A letter sent on August 4 said “the defendant had accumulated substantial funds in his inmate trust account.” Consequently, the Bureau of Prisons put a freeze on the money.
On Friday (September 9), Ann M. Donnelly, a federal district judge for the Eastern District of New York, ruled that the seizure of Kelly’s funds will move forward.
According to Rolling Stone, R. Kelly’s fund totalled $27,828, of which $900 will be used to pay a court fine, and the rest will be transferred to an interest-bearing account, where it will remain until the court determines how much restitution Kelly’s victims are owed.
After the money is moved, Kelly’s commissary account at Metropolitan Correctional Center, Chicago — where the 55-year-old is currently incarcerated — will contain just $500.
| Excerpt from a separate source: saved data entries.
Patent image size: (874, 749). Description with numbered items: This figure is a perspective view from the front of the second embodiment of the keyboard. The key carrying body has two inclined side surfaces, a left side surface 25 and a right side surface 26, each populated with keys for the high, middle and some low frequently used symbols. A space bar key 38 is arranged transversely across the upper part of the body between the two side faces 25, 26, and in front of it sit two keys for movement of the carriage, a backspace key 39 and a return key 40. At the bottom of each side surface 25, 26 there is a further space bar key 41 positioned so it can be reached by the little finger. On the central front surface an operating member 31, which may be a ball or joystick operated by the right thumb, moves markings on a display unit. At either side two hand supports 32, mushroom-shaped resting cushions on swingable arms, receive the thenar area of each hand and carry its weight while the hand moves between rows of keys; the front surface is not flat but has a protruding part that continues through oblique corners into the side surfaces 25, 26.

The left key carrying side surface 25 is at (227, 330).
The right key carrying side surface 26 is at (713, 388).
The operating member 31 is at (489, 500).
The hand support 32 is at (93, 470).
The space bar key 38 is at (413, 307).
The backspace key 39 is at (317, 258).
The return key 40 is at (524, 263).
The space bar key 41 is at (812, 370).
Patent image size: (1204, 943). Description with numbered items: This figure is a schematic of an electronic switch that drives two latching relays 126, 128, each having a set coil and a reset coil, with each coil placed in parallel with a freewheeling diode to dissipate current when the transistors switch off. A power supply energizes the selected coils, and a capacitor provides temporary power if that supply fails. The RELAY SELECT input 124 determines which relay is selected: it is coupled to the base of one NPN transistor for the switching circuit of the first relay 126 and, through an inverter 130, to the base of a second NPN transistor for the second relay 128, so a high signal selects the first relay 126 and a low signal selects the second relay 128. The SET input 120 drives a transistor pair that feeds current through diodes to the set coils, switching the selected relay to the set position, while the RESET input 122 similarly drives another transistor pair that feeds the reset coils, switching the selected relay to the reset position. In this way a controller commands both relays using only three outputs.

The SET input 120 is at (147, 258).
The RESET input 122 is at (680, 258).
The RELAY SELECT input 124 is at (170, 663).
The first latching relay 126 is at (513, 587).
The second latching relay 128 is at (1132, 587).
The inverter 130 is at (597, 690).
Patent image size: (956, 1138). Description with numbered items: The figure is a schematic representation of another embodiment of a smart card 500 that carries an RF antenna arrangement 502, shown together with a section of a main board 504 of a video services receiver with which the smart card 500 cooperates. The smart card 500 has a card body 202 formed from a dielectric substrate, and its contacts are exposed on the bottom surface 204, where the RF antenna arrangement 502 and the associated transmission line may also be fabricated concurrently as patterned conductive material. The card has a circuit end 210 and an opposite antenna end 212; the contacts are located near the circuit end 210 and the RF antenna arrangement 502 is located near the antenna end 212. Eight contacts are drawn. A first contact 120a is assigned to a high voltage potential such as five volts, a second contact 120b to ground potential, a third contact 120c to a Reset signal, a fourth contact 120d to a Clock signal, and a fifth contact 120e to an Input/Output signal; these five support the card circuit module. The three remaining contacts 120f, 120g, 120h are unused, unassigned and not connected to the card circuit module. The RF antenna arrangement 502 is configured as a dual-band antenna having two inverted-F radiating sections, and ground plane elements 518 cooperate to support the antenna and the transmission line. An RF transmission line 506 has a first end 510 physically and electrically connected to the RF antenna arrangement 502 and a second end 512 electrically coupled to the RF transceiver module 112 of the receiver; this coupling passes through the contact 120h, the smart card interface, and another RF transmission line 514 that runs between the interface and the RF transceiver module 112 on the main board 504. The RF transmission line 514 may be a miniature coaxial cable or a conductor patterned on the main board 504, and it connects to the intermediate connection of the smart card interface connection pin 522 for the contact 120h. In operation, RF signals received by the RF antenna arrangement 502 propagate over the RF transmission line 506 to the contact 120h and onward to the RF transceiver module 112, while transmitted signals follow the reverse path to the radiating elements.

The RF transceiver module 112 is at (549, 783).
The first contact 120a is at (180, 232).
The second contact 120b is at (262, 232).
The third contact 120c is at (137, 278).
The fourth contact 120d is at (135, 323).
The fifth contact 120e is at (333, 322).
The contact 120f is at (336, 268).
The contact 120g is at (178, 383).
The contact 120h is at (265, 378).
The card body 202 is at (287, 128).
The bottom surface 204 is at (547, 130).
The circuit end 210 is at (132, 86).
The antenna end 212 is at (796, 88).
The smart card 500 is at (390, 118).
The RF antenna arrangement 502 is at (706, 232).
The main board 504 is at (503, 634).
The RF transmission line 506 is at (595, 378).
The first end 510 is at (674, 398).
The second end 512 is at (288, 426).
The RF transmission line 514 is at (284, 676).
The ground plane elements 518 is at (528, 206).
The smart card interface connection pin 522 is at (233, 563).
The decision to seize the money comes after Kelly’s lawyers fought the move, arguing that the money was incorrectly confiscated, as the government’s notice of default and restitution was not yet finalized when the funds were initially taken.
However, Judge Donnelly ruled that prosecutors had the right to freeze the 12 Play singer’s funds to protect his victims’ rights “to full and timely restitution.”
His second federal trial began last month in Chicago, in which he’s charged with child pornography and obstruction of justice. He also faces two felony counts of sexual misconduct in Minnesota for allegedly “engaging in, hiring, or agreeing to hire a minor to engage in prostitution.”